Der Wiener Bürgermeister Michael Häupl hat einmal gesagt: Wahlkämpfe sind Zeiten fokussierter Unintelligenz. In den nächsten Wochen haben die Politiker und Politikerinnen unseres Landes die Chance, zu beweisen, dass dieser Satz nicht stimmt. Hunderte Auftritte in der Öffentlichkeit wird es geben, schöne oder weniger schöne Plakate werden uns auf den Straßen begleiten, wir werden Interviews in den Zeitungen lesen, direkte Konfrontationen im Fernsehen verfolgen.

Um ehrlich zu sein: Meine Erwartungen an diese Formen der Auseinandersetzung sind nicht sehr hoch. Zu oft habe ich beobachtet, wie schnell in diesen Zeiten etwas versprochen wird und wie sehr gleichzeitig mit dem schnellen Vergessen dieser Versprechungen spekuliert wird. Aber ich lasse mich gerne überraschen. Es könnte ja sein, dass es diesmal anders wird. Dass die Kandidatinnen und Kandidaten diesmal keine leeren Floskeln und abgedroschenen Phrasen von sich geben. Dass sie nicht nur vorgegebene Sätze aus dem Wahlprogramm der eigenen Partei von sich geben, sondern sich bemühen, in einer verständlichen Sprache eigene Ideen zu entwickeln.
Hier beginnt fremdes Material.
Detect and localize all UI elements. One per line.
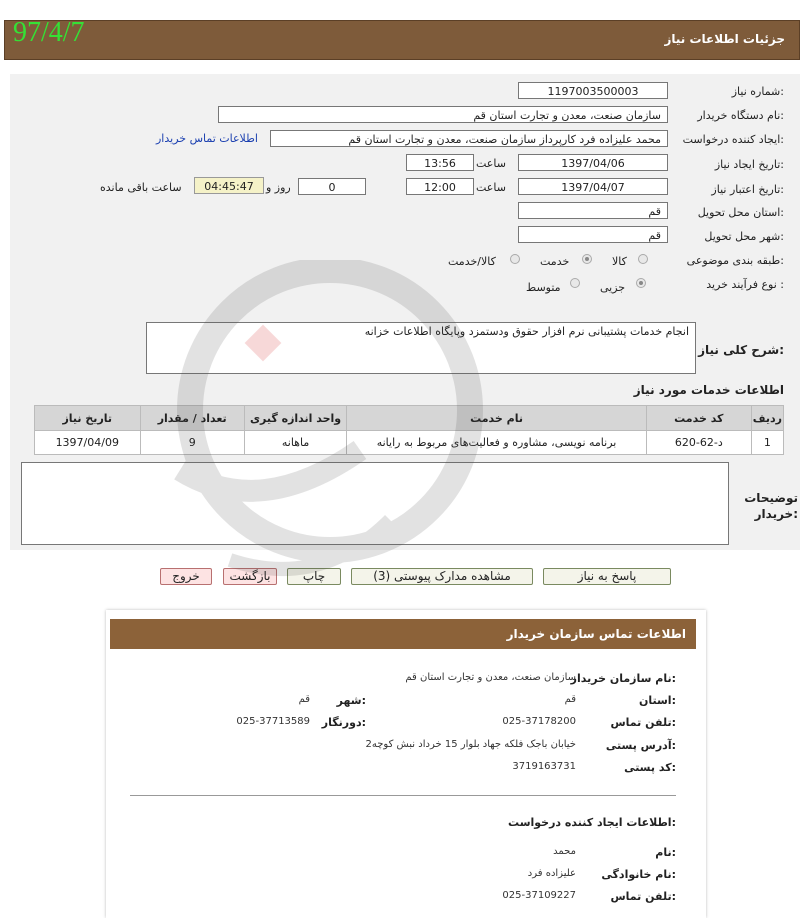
contact-header [110, 619, 696, 649]
city-field: قم [518, 226, 668, 243]
buyer-contact-link[interactable]: اطلاعات تماس خریدار [156, 132, 258, 145]
requester-field: محمد علیزاده فرد کارپرداز سازمان صنعت، معدن و تجارت استان قم [270, 130, 668, 147]
days-label: روز و [266, 181, 291, 194]
process-minor-label: جزیی [600, 281, 626, 294]
col-unit: واحد اندازه گیری [244, 406, 346, 431]
creator-family-label: نام خانوادگی: [601, 868, 676, 881]
requester-label: ایجاد کننده درخواست: [682, 133, 784, 146]
col-date: تاریخ نیاز [35, 406, 141, 431]
contact-title: اطلاعات تماس سازمان خریدار [506, 627, 686, 641]
contact-org-label: نام سازمان خریدار: [570, 672, 676, 685]
created-time-label: ساعت [476, 157, 506, 170]
buyer-org-label: نام دستگاه خریدار: [697, 109, 784, 122]
contact-org-value: سازمان صنعت، معدن و تجارت استان قم [405, 672, 576, 683]
contact-phone-value: 025-37178200 [502, 716, 576, 727]
category-service-radio[interactable] [582, 254, 592, 264]
contact-address-label: آدرس پستی: [605, 739, 676, 752]
creator-name-label: نام: [655, 846, 676, 859]
contact-postal-value: 3719163731 [512, 761, 576, 772]
created-date-label: تاریخ ایجاد نیاز: [714, 158, 784, 171]
cell-row: 1 [751, 431, 783, 455]
services-table [34, 405, 784, 455]
col-row: ردیف [751, 406, 783, 431]
contact-fax-label: دورنگار: [321, 716, 366, 729]
category-both-radio[interactable] [510, 254, 520, 264]
contact-province-label: استان: [638, 694, 676, 707]
category-service-label: خدمت [540, 255, 570, 268]
validity-date-label: تاریخ اعتبار نیاز: [711, 183, 784, 196]
buyer-org-field: سازمان صنعت، معدن و تجارت استان قم [218, 106, 668, 123]
category-both-label: کالا/خدمت [448, 255, 496, 268]
cell-qty: 9 [140, 431, 244, 455]
buyer-notes-textarea [21, 462, 729, 545]
exit-button[interactable]: خروج [160, 568, 212, 585]
services-title: اطلاعات خدمات مورد نیاز [633, 383, 784, 397]
category-goods-radio[interactable] [638, 254, 648, 264]
creator-title: اطلاعات ایجاد کننده درخواست: [508, 816, 676, 829]
province-label: استان محل تحویل: [697, 206, 784, 219]
contact-province-value: قم [564, 694, 576, 705]
cell-unit: ماهانه [244, 431, 346, 455]
back-button[interactable]: بازگشت [223, 568, 277, 585]
need-number-label: شماره نیاز: [731, 85, 784, 98]
need-number-field: 1197003500003 [518, 82, 668, 99]
process-minor-radio[interactable] [636, 278, 646, 288]
remaining-days-field: 0 [298, 178, 366, 195]
contact-fax-value: 025-37713589 [236, 716, 310, 727]
remaining-label: ساعت باقی مانده [100, 181, 182, 194]
created-date-field: 1397/04/06 [518, 154, 668, 171]
validity-time-field: 12:00 [406, 178, 474, 195]
description-textarea [146, 322, 696, 374]
cell-name: برنامه نویسی، مشاوره و فعالیت‌های مربوط به رایانه [347, 431, 647, 455]
city-label: شهر محل تحویل: [704, 230, 784, 243]
col-qty: تعداد / مقدار [140, 406, 244, 431]
category-goods-label: کالا [612, 255, 627, 268]
page-header [4, 17, 800, 60]
validity-time-label: ساعت [476, 181, 506, 194]
table-row [35, 431, 784, 455]
page-title: جزئیات اطلاعات نیاز [664, 32, 785, 46]
cell-code: د-62-620 [646, 431, 751, 455]
creator-phone-label: تلفن تماس: [610, 890, 676, 903]
view-documents-button[interactable]: مشاهده مدارک پیوستی (3) [351, 568, 533, 585]
table-header-row [35, 406, 784, 431]
creator-name-value: محمد [553, 846, 576, 857]
contact-phone-label: تلفن تماس: [610, 716, 676, 729]
contact-address-value: خیابان باجک فلکه جهاد بلوار 15 خرداد نبش کوچه2 [365, 739, 576, 750]
contact-postal-label: کد پستی: [624, 761, 676, 774]
col-code: کد خدمت [646, 406, 751, 431]
validity-date-field: 1397/04/07 [518, 178, 668, 195]
buyer-notes-label: توضیحات خریدار: [744, 491, 798, 521]
description-text: انجام خدمات پشتیبانی نرم افزار حقوق ودستمزد وپایگاه اطلاعات خزانه [364, 325, 689, 338]
contact-divider [130, 795, 676, 796]
category-label: طبقه بندی موضوعی: [686, 254, 784, 267]
date-overlay: 97/4/7 [13, 17, 85, 48]
process-label: نوع فرآیند خرید : [706, 278, 784, 291]
created-time-field: 13:56 [406, 154, 474, 171]
cell-date: 1397/04/09 [35, 431, 141, 455]
contact-city-value: قم [298, 694, 310, 705]
contact-city-label: شهر: [336, 694, 366, 707]
process-medium-radio[interactable] [570, 278, 580, 288]
remaining-time-field: 04:45:47 [194, 177, 264, 194]
creator-phone-value: 025-37109227 [502, 890, 576, 901]
description-label: شرح کلی نیاز: [698, 343, 784, 357]
province-field: قم [518, 202, 668, 219]
col-name: نام خدمت [347, 406, 647, 431]
process-medium-label: متوسط [526, 281, 561, 294]
reply-button[interactable]: پاسخ به نیاز [543, 568, 671, 585]
print-button[interactable]: چاپ [287, 568, 341, 585]
creator-family-value: علیزاده فرد [527, 868, 576, 879]
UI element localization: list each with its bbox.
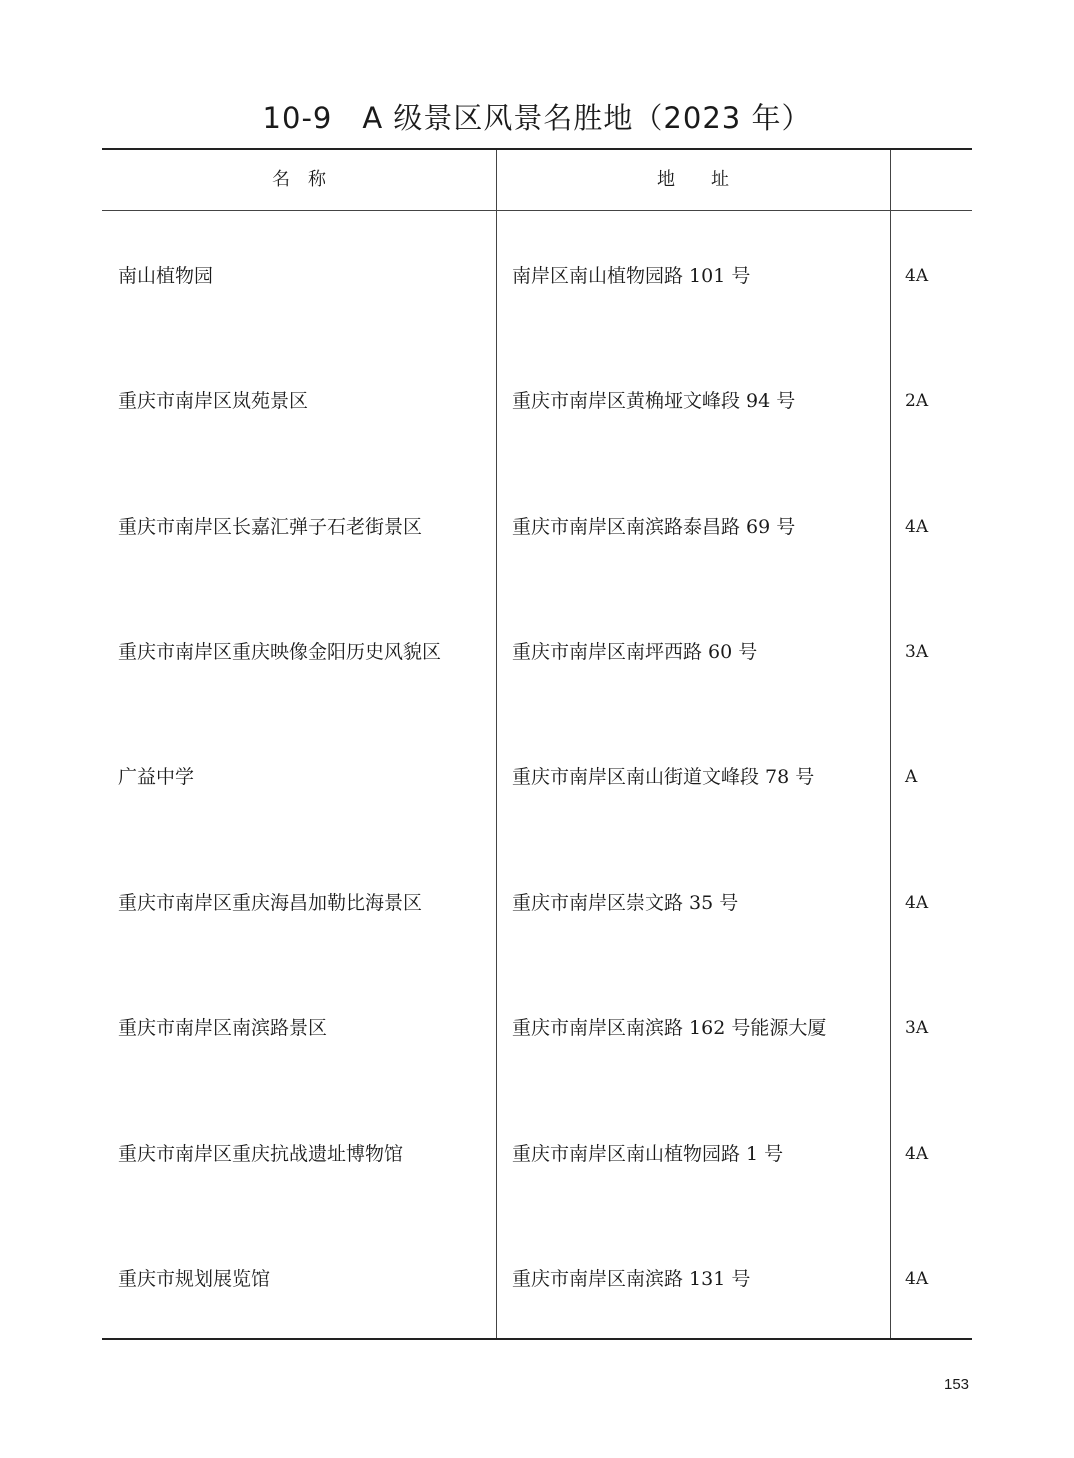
table-header [102,150,972,211]
table-row [102,386,972,416]
header-name: 名 称 [272,169,326,190]
spot-address: 重庆市南岸区南滨路 162 号能源大厦 [512,1017,827,1039]
spot-name: 重庆市南岸区重庆抗战遗址博物馆 [118,1143,404,1165]
spot-grade: 4A [905,893,929,913]
spot-address: 重庆市南岸区南滨路泰昌路 69 号 [512,516,796,538]
spot-grade: 4A [905,1144,929,1164]
spot-grade: 3A [905,1018,929,1038]
spot-grade: 4A [905,1269,929,1289]
table-row [102,1013,972,1043]
spot-name: 重庆市南岸区长嘉汇弹子石老街景区 [118,516,423,538]
table-row [102,637,972,667]
spot-address: 重庆市南岸区南山街道文峰段 78 号 [512,766,815,788]
spot-name: 重庆市南岸区重庆映像金阳历史风貌区 [118,641,442,663]
spot-grade: 4A [905,266,929,286]
table-row [102,512,972,542]
table-row [102,762,972,792]
header-address: 地 址 [657,169,729,190]
table-row [102,1264,972,1294]
spot-name: 南山植物园 [118,265,214,287]
header-grade [890,150,972,210]
spot-address: 南岸区南山植物园路 101 号 [512,265,751,287]
scenic-spots-table [102,148,972,1340]
spot-address: 重庆市南岸区南滨路 131 号 [512,1268,751,1290]
spot-grade: A [905,767,918,787]
spot-name: 重庆市规划展览馆 [118,1268,271,1290]
spot-name: 重庆市南岸区岚苑景区 [118,390,309,412]
spot-address: 重庆市南岸区南坪西路 60 号 [512,641,758,663]
spot-grade: 3A [905,642,929,662]
page-number: 153 [944,1376,970,1393]
spot-name: 重庆市南岸区南滨路景区 [118,1017,328,1039]
page-title: 10-9 A 级景区风景名胜地（2023 年） [262,101,812,135]
spot-grade: 2A [905,391,929,411]
spot-address: 重庆市南岸区黄桷垭文峰段 94 号 [512,390,796,412]
spot-address: 重庆市南岸区崇文路 35 号 [512,892,739,914]
table-row [102,261,972,291]
table-row [102,888,972,918]
spot-name: 广益中学 [118,766,195,788]
spot-grade: 4A [905,517,929,537]
spot-address: 重庆市南岸区南山植物园路 1 号 [512,1143,784,1165]
table-row [102,1139,972,1169]
spot-name: 重庆市南岸区重庆海昌加勒比海景区 [118,892,423,914]
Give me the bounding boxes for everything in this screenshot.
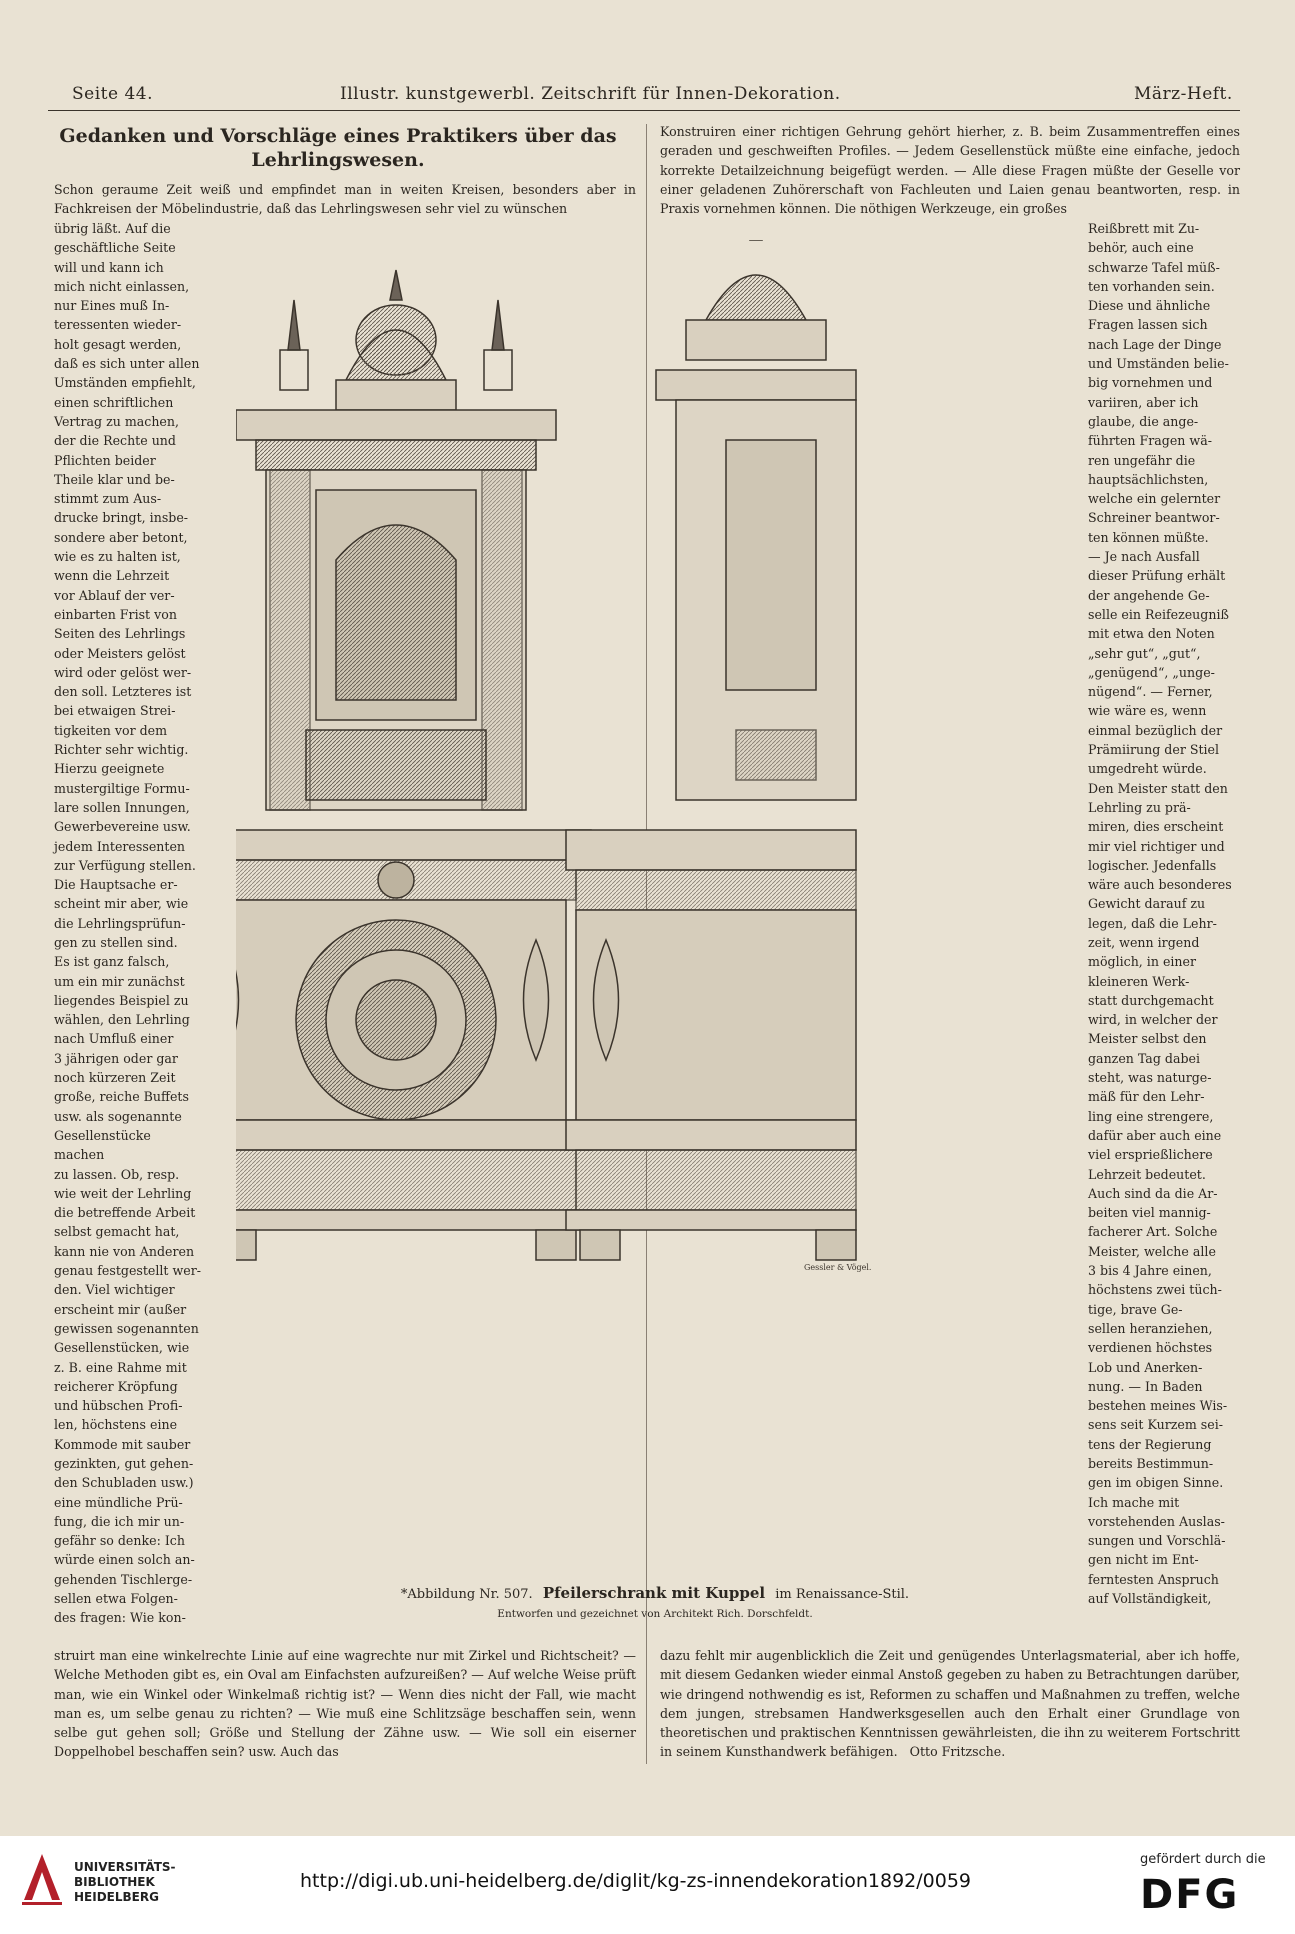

Ich wünsche mir, dass es in einer Demokratie einen Wettbewerb um die besten Vorschläge für die Zukunft gibt. Was ich in den letzten Vorwahlzeiten erlebt habe, war oft eine Stimmungsmache auf Kosten der Schwächsten in unserer Gesellschaft. Wie wäre es, wenn unsere Politiker diesmal auf billige Polemik verzichten und stattdessen Visionen entwickeln würden, wie das Zusammenleben der Menschen in Österreich in den nächsten 20 Jahren besser funktionieren könnte? Programme der Versöhnung und des Dialogs statt ein gegeneinander Ausspielen von verschiedenen Bevölkerungsgruppen? Pluralismus nicht als Bedrohung wahrnehmen, sondern als Chance?

Visionen sind gefragt!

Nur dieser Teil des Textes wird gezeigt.